Static and dynamic analysis tools find security bugs.

Compilers can find and flag deprecated and potentially harmful code use.
Test units can check that functions respond to different kinds of input.
In a nutshell, although imperfect, the traditional cybersecurity landscape has matured to deal with different threats.

But the nature of attacks against machine learning and deep learning systems is different from other cyber threats.
You cant detect adversarial vulnerabilities with the classic tools used to harden software against cyber threats.
In recent years,adversarial exampleshave caught the attention of tech and business reporters.

One misconception about adversarial attacks is that it affects ML models that perform poorly on their main tasks.
Ideally, we want our models to be both accurate and robust against adversarial attacks.
2: Know the impact of adversarial attacks
In adversarial attacks, context matters.

In security systems, attackers can game the models to bypass facial recognition and other ML-based authentication systems.
Overall, adversarial attacks cause a trust problem with machine learning algorithms, especially deep neural networks.
Basically, we can divide the machine learning pipeline into the training phase and test phase.

In the test phase, the trained model is evaluated on examples it hasnt seen before.
If it performs on par with the desired criteria, then it is deployed for production.
Adversarial attacks that are unique to the training phase include data poisoning and backdoors.

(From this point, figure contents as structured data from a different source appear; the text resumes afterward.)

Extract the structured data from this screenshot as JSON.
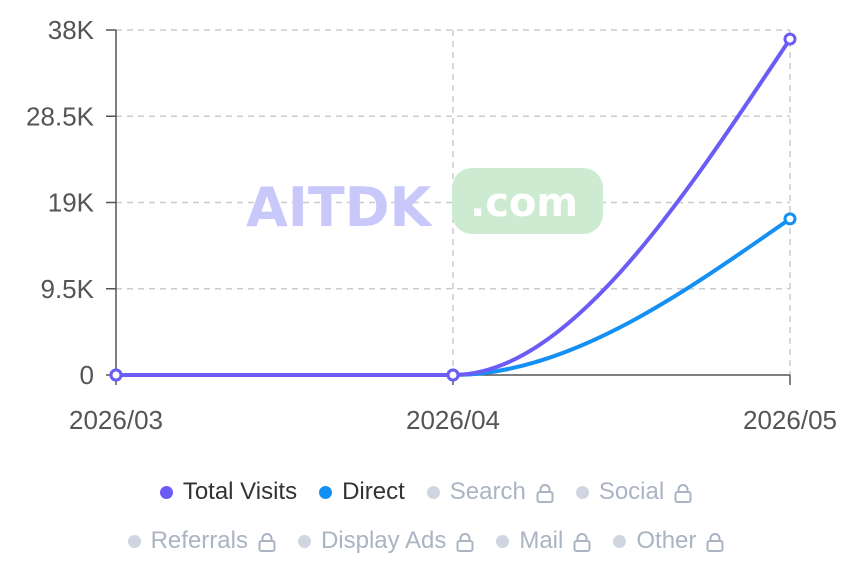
{
  "chart_data": {
    "type": "line",
    "x": [
      "2026/03",
      "2026/04",
      "2026/05"
    ],
    "yticks": [
      "0",
      "9.5K",
      "19K",
      "28.5K",
      "38K"
    ],
    "ylim": [
      0,
      38000
    ],
    "grid": true,
    "legend_position": "bottom",
    "series": [
      {
        "name": "Total Visits",
        "values": [
          0,
          0,
          37000
        ],
        "color": "#6b5cf6"
      },
      {
        "name": "Direct",
        "values": [
          0,
          0,
          17200
        ],
        "color": "#1490f5"
      }
    ]
  },
  "watermark": {
    "text": "AITDK",
    "badge": ".com",
    "text_color": "#c9c8fb",
    "badge_color": "#ccebd1"
  },
  "legend": {
    "row1": [
      {
        "label": "Total Visits",
        "color": "#6b5cf6",
        "locked": false
      },
      {
        "label": "Direct",
        "color": "#1490f5",
        "locked": false
      },
      {
        "label": "Search",
        "color": "#cfd6df",
        "locked": true,
        "icon": "lock-icon"
      },
      {
        "label": "Social",
        "color": "#cfd6df",
        "locked": true,
        "icon": "lock-icon"
      }
    ],
    "row2": [
      {
        "label": "Referrals",
        "color": "#cfd6df",
        "locked": true,
        "icon": "lock-icon"
      },
      {
        "label": "Display Ads",
        "color": "#cfd6df",
        "locked": true,
        "icon": "lock-icon"
      },
      {
        "label": "Mail",
        "color": "#cfd6df",
        "locked": true,
        "icon": "lock-icon"
      },
      {
        "label": "Other",
        "color": "#cfd6df",
        "locked": true,
        "icon": "lock-icon"
      }
    ]
  }
}
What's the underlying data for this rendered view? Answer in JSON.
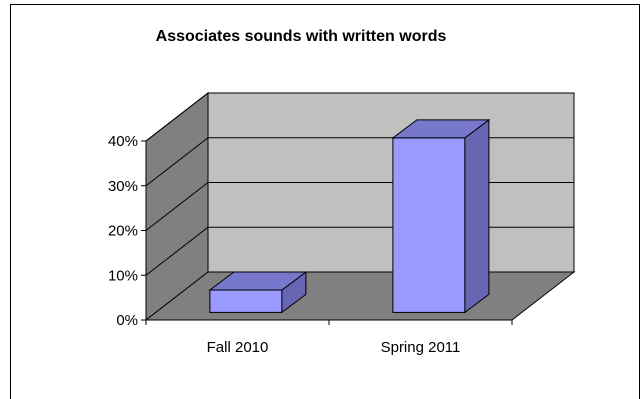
{
  "chart_data": {
    "type": "bar",
    "title": "Associates sounds with written words",
    "categories": [
      "Fall 2010",
      "Spring 2011"
    ],
    "values": [
      5,
      39
    ],
    "value_unit": "%",
    "ylim": [
      0,
      40
    ],
    "yticks": [
      "0%",
      "10%",
      "20%",
      "30%",
      "40%"
    ],
    "xlabel": "",
    "ylabel": "",
    "grid": true,
    "legend": "none",
    "colors": {
      "bar_front": "#9999ff",
      "bar_side": "#6666b3",
      "bar_top": "#7777cc",
      "back_wall": "#c0c0c0",
      "side_wall": "#808080",
      "floor": "#808080"
    }
  }
}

Indata poisoning attacks, the attacker inserts manipulated data into the training dataset.
Test phase or inference time attacks are the types of attacks that target the model after training.
The most popular jot down is model evasion, which is the typical adversarial example that has become popular.
Another class of inference-time attacks tries to extract sensitive information from the target model.
For example,membership inference attacksuse different methods to trick the target ML model to reveal its training data.
Another important factor in machine learning security is model visibility.
Everyone else can see the models architecture and parameters, including attackers.
Having direct access to the model will make it easier for the attacker to create adversarial examples.
Black-box ML is harder to attack because the attacker only has access to the output of the model.
But harder doesnt mean impossible.
It is worth noting there are severalmodel-agnostic adversarial attacksthat apply to black-box ML models.
Adversarial robustness for machine learning really differentiates itself from traditional security problems, Chen says.
The security community is gradually developing tools to build more robust ML models.
But theres still a lot of work to be done.
Images, audio, and text files might seem innocuous per se.
But they can hide malicious patterns that can poison the deep learning model that will be trained by them.
What kind of data are you training your model on?
If youre using your own data to train your machine learning model, does it include sensitive information?
Who is the models developer?
Check the integrity of the models publisher.
Who else has access to the model?
You must set your defenses to account for such malicious behavior.
As Ive mentioned before, detecting adversarial tampering on data and model parameters is very difficult.
Therefore, you must see to it to detect changes to your data and model.
Researchers from academia and tech companies are coming together to develop tools to protect ML models against adversarial attacks.
TheAI Incident Databaseis a crowdsourced bank of events in which machine learning systems have gone wrong.
It can help you learn about the possible ways your system might fail or be exploited.
Machine learning needsnew perspectives on security.
Hopefully, these tips will help you better understand the security considerations of machine learning.
For more on the topic, see Pin-Yu Chens talk on adversarial robustness.
you’ve got the option to read the original articlehere.